El monstruo está tan cerca de Matías, que éste siente la respiración del aquél sobre su cara. Sale de la habitación, gritando. El miedo a su máxima expresión. Baja corriendo la escalera, Victoriano lo detiene e intenta tranquilizarlo, a la vez que mira a la personita que lo observa desde la habitación. Segundos después, aquella desaparece. Ha llegado el momento.
En la cocina, Victoriano le ofrece a Matías un vaso con agua y éste comienza a tranquilizarse. Abraza a su padre hasta quedar dormido.

El bisturí penetra sin dificultad hasta la capa más profunda de la piel. Victoriano sonríe satisfecho al implantar con éxito el rostro perfecto de Matías en su hijo predilecto. Cansado, se retira a dormir. Los chicos están sedados.

Matías comienza a recuperar la consciencia. Una sensación entre dolor y ardor está en el dorso de su mano izquierda. Se da cuenta que un catéter está conectado a su vena por medio de una aguja.
¿Por qué estoy vendado del rostro? 
Victima del pánico, arranca la aguja de su mano. Aun mareado por la anestesia se levanta. Busca el baño. Un espejo, que encuentre un espejo. Al lado de la camilla descansa otra persona que al igual que él tiene una aguja en la vena y vendajes en el rostro. Un oscuro pensamiento asalta su razón. Frente a las camillas una mesa metálica contiene instrumentos que no conoce y ni tiene idea de para que o como se utilizan. Unas tijeras son su objetivo y algo parecido a una navaja pequeñísima. Una rendija de luz a la izquierda del instrumental llama su atención. Una puerta entreabierta conduce a un discreto cuarto que parece ser un baño; encuentra el espejo. Le tiembla el pulso al intentar cortar las vendas. Evita mirarse. Lanza un gemido: el contacto del metal con la piel le produce una extraña sensación, dolorosa.    

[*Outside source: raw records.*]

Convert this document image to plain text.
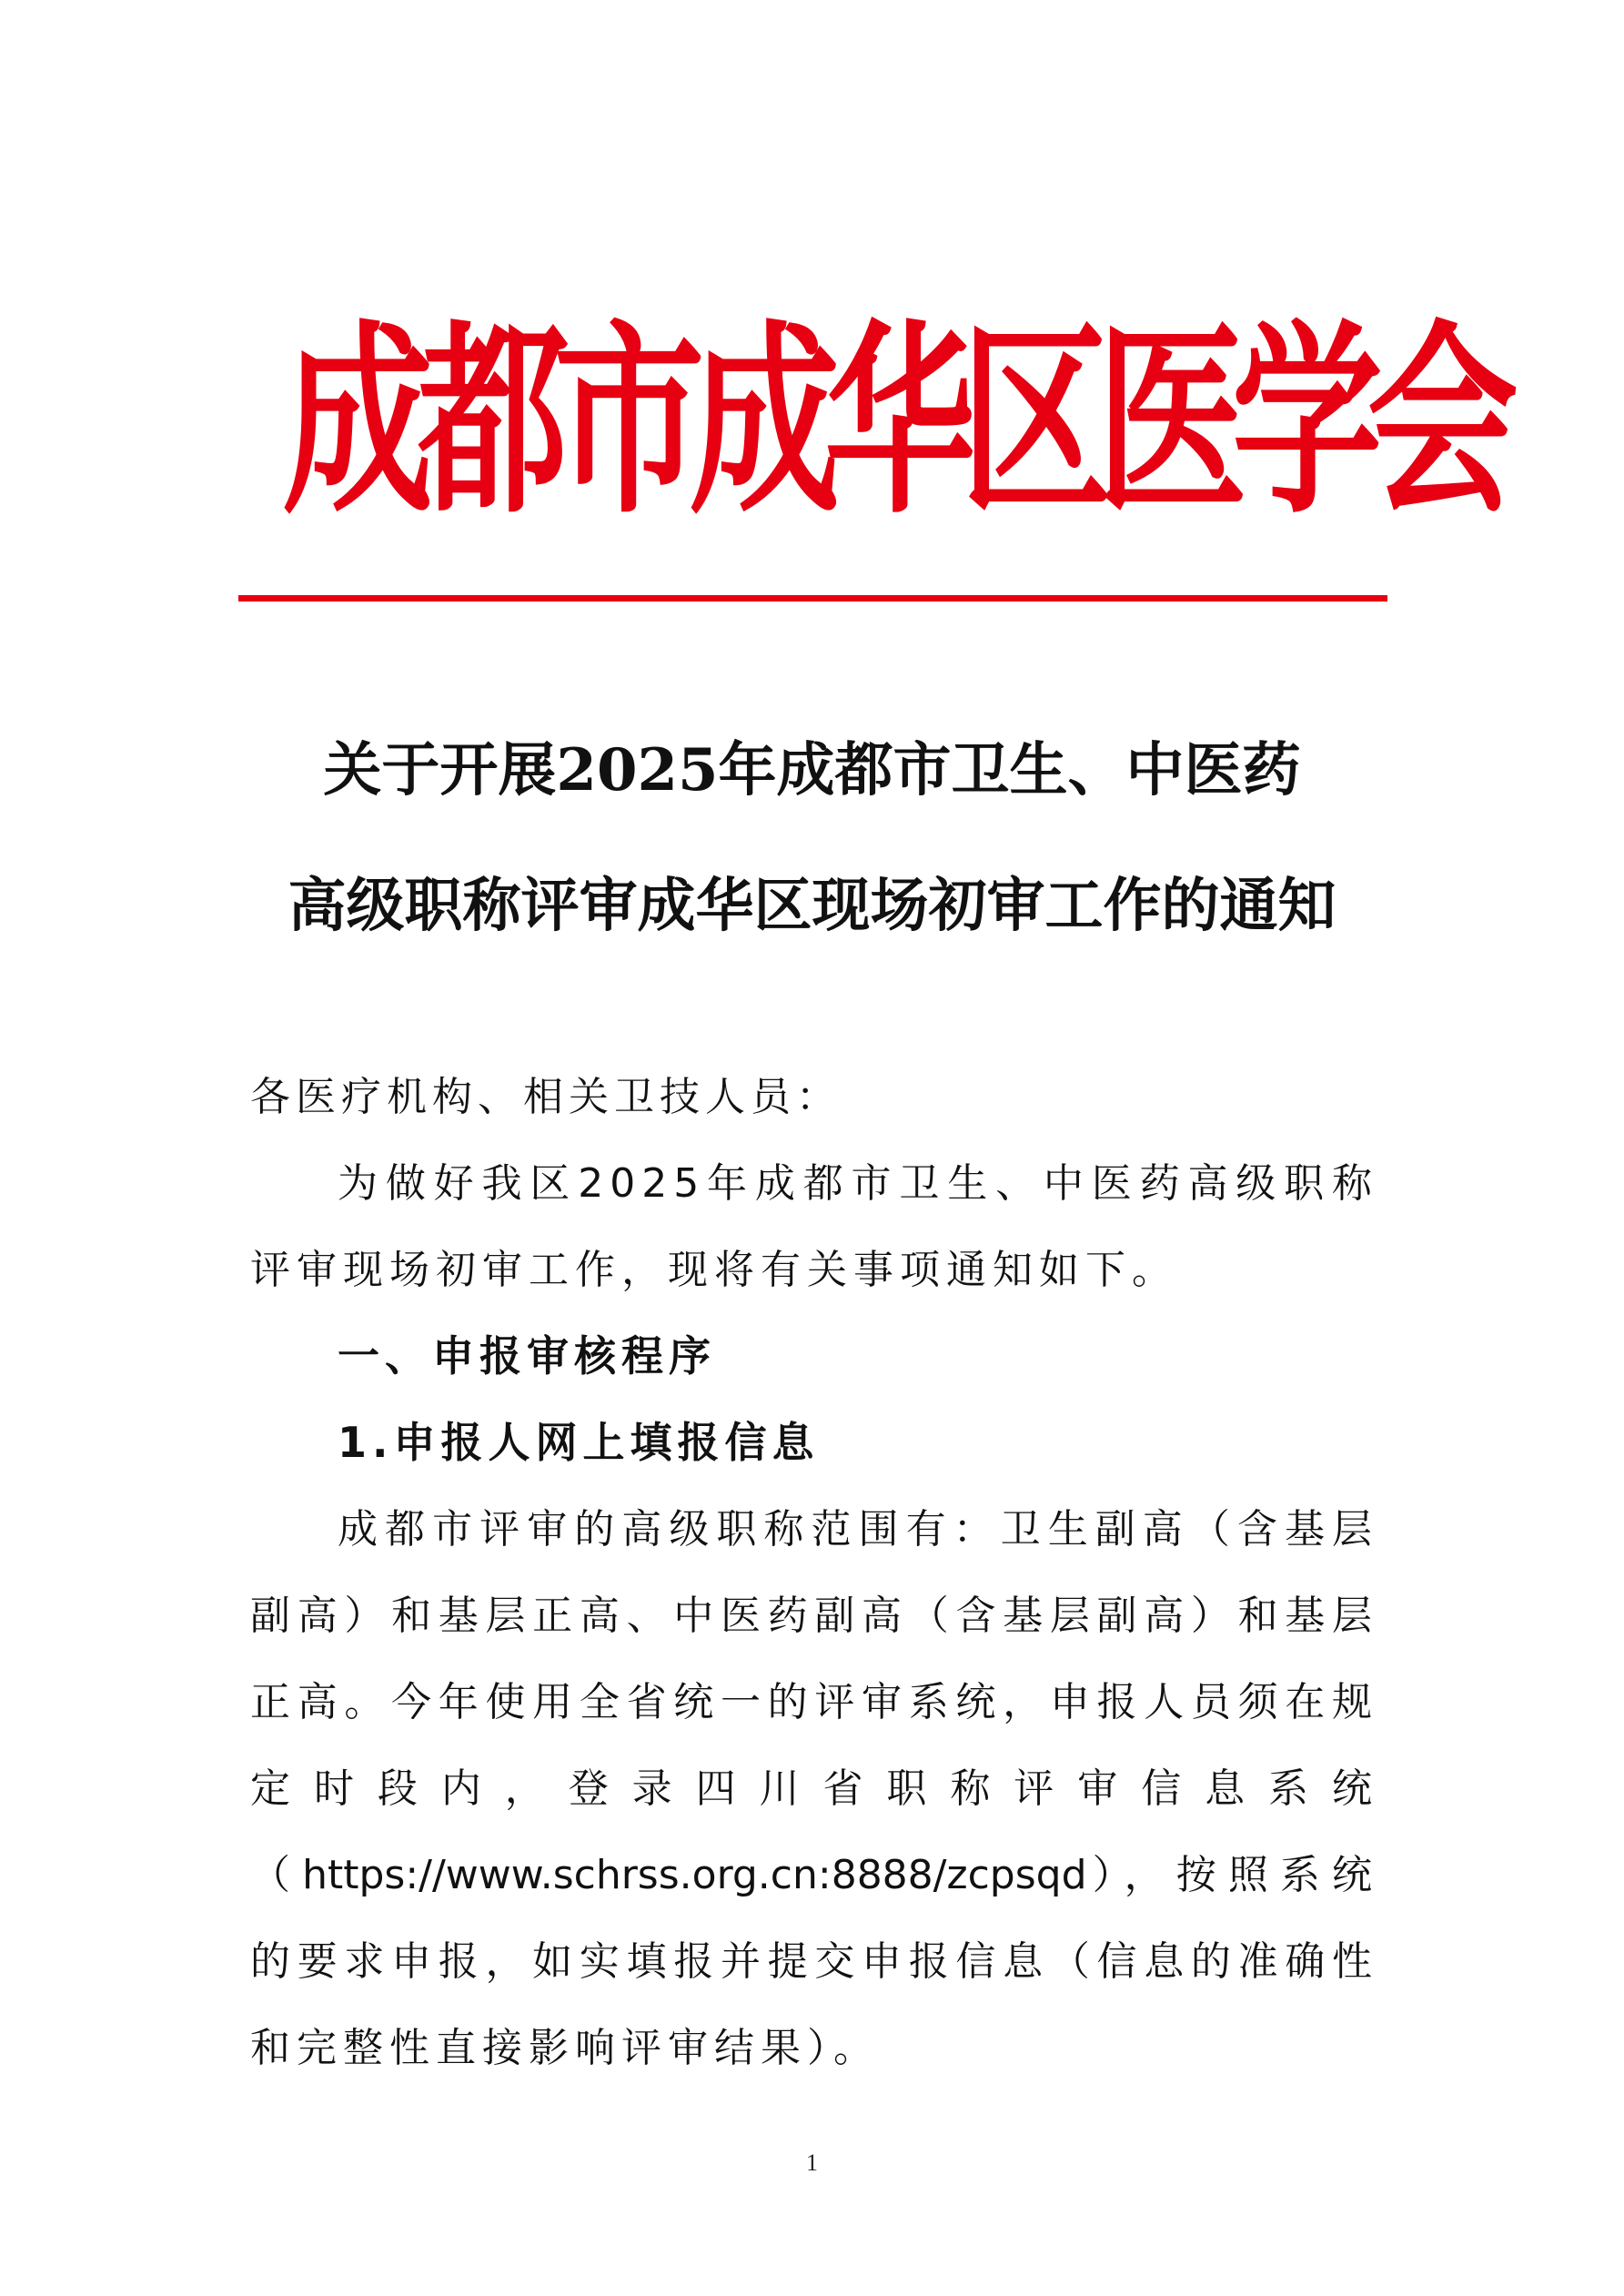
成都市成华区医学会
关于开展2025年成都市卫生、中医药
高级职称评审成华区现场初审工作的通知

各医疗机构、相关卫技人员：

为做好我区2025年成都市卫生、中医药高级职称评审现场初审工作，现将有关事项通知如下。

一、申报审核程序

1.申报人网上填报信息

成都市评审的高级职称范围有：卫生副高（含基层副高）和基层正高、中医药副高（含基层副高）和基层正高。今年使用全省统一的评审系统，申报人员须在规定时段内，登录四川省职称评审信息系统（https://www.schrss.org.cn:8888/zcpsqd），按照系统的要求申报，如实填报并提交申报信息（信息的准确性和完整性直接影响评审结果）。

1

¿Qué me pasó en el rostro?
Se quita la última venda, aún no se atreve a mirarse al espejo. Miedo. Ansiedad. Alza la mirada Matías. Mírate.
El espejo le devuelve una imagen que no reconoce como suya. Es una calavera con vida la que mira por sus ojos. La ira se convierte en su ama. Ella dicta las órdenes; él como su esclavo, obedece.
 
Mayúscula sorpresa aguarda a Victoriano en el quirófano: una camilla vacía, vendas rotas, trozos de piel, rastros de sangre en el piso. En la otra, un cuerpo cubierto hasta la cabeza. Una alarma se enciende en su interior.
Matías… Mi hijo.
Corre hacia la camilla. Un grito, mitad humano, mitad animal, rompe el silencio. Nota un tajo de lado a lado en el cuello del jovencito. El recién implantado rostro le fue arrancado con brutalidad. Aún quedan pedazos de piel y tejido adheridos al hueso. Un bisturí ensangrentado al lado de un charco de sangre. Junto a la puerta, una bata empapada del espeso y oscuro líquido, queda como evidencia de una apresurada huída.